Back across the road, the Hendricks study has convinced even Ron Anderson to try out some of his brother's methods, but Ron is still holding fast to the chemical option. And Ron is passing on his way of farming and his place in the family debate to his son, Arnie, who will take over management of his father's orchards when Ron retires later this year.

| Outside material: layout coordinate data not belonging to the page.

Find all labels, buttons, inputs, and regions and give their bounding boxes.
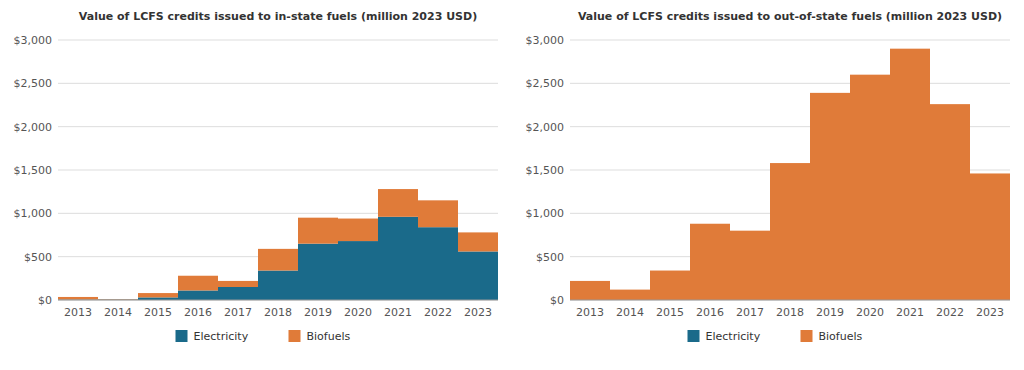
bar <box>418 200 458 227</box>
bar <box>258 249 298 271</box>
bar <box>650 271 690 300</box>
y-tick-label: $3,000 <box>526 34 565 47</box>
bar <box>770 163 810 300</box>
legend-swatch <box>289 330 301 342</box>
x-tick-label: 2014 <box>104 306 132 319</box>
grid-line <box>58 170 498 171</box>
bar <box>178 276 218 291</box>
x-tick-label: 2020 <box>344 306 372 319</box>
chart-panel: Value of LCFS credits issued to out-of-s… <box>526 10 1011 343</box>
bar <box>458 251 498 300</box>
bar <box>258 271 298 300</box>
y-tick-label: $0 <box>38 294 52 307</box>
y-tick-label: $1,000 <box>14 207 53 220</box>
x-tick-label: 2023 <box>464 306 492 319</box>
y-tick-label: $2,500 <box>526 77 565 90</box>
x-tick-label: 2016 <box>184 306 212 319</box>
legend-swatch <box>688 330 700 342</box>
grid-line <box>58 300 498 301</box>
y-tick-label: $500 <box>24 251 52 264</box>
bar <box>690 224 730 300</box>
x-tick-label: 2016 <box>696 306 724 319</box>
y-tick-label: $2,500 <box>14 77 53 90</box>
bar <box>930 104 970 300</box>
bar <box>730 231 770 300</box>
chart-title: Value of LCFS credits issued to in-state… <box>79 10 477 23</box>
bar <box>338 219 378 242</box>
x-tick-label: 2018 <box>264 306 292 319</box>
figure: Value of LCFS credits issued to in-state… <box>0 0 1024 370</box>
legend-label: Electricity <box>194 330 249 343</box>
legend-swatch <box>176 330 188 342</box>
x-tick-label: 2021 <box>384 306 412 319</box>
x-tick-label: 2018 <box>776 306 804 319</box>
bar <box>218 287 258 300</box>
x-tick-label: 2013 <box>576 306 604 319</box>
bar <box>338 241 378 300</box>
y-tick-label: $1,500 <box>526 164 565 177</box>
bar <box>610 290 650 300</box>
bar <box>810 93 850 300</box>
grid-line <box>570 40 1010 41</box>
legend-swatch <box>801 330 813 342</box>
x-axis-line <box>570 300 1010 301</box>
legend: Electricity Biofuels <box>688 330 863 343</box>
x-tick-label: 2014 <box>616 306 644 319</box>
x-tick-label: 2013 <box>64 306 92 319</box>
x-tick-label: 2021 <box>896 306 924 319</box>
x-tick-label: 2019 <box>816 306 844 319</box>
grid-line <box>570 83 1010 84</box>
bar <box>458 232 498 251</box>
grid-line <box>58 126 498 127</box>
x-tick-label: 2017 <box>736 306 764 319</box>
bar <box>138 293 178 297</box>
bars <box>570 49 1010 300</box>
bar <box>298 218 338 244</box>
grid-line <box>570 300 1010 301</box>
y-tick-label: $1,500 <box>14 164 53 177</box>
x-tick-label: 2019 <box>304 306 332 319</box>
x-axis-line <box>58 300 498 301</box>
x-tick-label: 2023 <box>976 306 1004 319</box>
bar <box>378 217 418 300</box>
x-tick-label: 2017 <box>224 306 252 319</box>
y-tick-label: $2,000 <box>526 121 565 134</box>
x-tick-label: 2020 <box>856 306 884 319</box>
legend-label: Electricity <box>706 330 761 343</box>
bar <box>218 281 258 287</box>
chart-title: Value of LCFS credits issued to out-of-s… <box>578 10 1002 23</box>
x-tick-label: 2015 <box>144 306 172 319</box>
bar <box>178 290 218 300</box>
grid-line <box>58 83 498 84</box>
legend: Electricity Biofuels <box>176 330 351 343</box>
bar <box>890 49 930 300</box>
bar <box>970 173 1010 300</box>
bar <box>570 281 610 300</box>
legend-label: Biofuels <box>819 330 863 343</box>
y-tick-label: $500 <box>536 251 564 264</box>
bar <box>298 244 338 300</box>
x-tick-label: 2022 <box>936 306 964 319</box>
chart-panel: Value of LCFS credits issued to in-state… <box>14 10 499 343</box>
legend-label: Biofuels <box>307 330 351 343</box>
y-tick-label: $3,000 <box>14 34 53 47</box>
y-tick-label: $1,000 <box>526 207 565 220</box>
y-tick-label: $0 <box>550 294 564 307</box>
x-tick-label: 2022 <box>424 306 452 319</box>
grid-line <box>58 40 498 41</box>
bar <box>850 75 890 300</box>
bar <box>418 227 458 300</box>
y-tick-label: $2,000 <box>14 121 53 134</box>
bar <box>58 297 98 300</box>
bars <box>58 189 498 300</box>
x-tick-label: 2015 <box>656 306 684 319</box>
bar <box>378 189 418 217</box>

ARNIE ANDERSON: It can be risky to farm organically, because nature has its ways of taking its course. And if man goes ahead and takes his course, he can get a consistent crop every year.
GLENN: I think that remains to be seen, just how that's going to work out. We're still a little bit young with organic. I think over the long pull, if everything works out as we expect that it will, with building your soil year to year, that the organic system should eventually buffer itself and perhaps more sustainable than a chemical system.
BINDER: So the debate goes on in the Anderson family, into another generation now. Lonnie Hendricks' study suggests that the differences between conventional and organic almond growing have begun to narrow, and the Andersons may soon have less and less to argue about. For Living on Earth, I'm Matt Binder in Hilmar, California.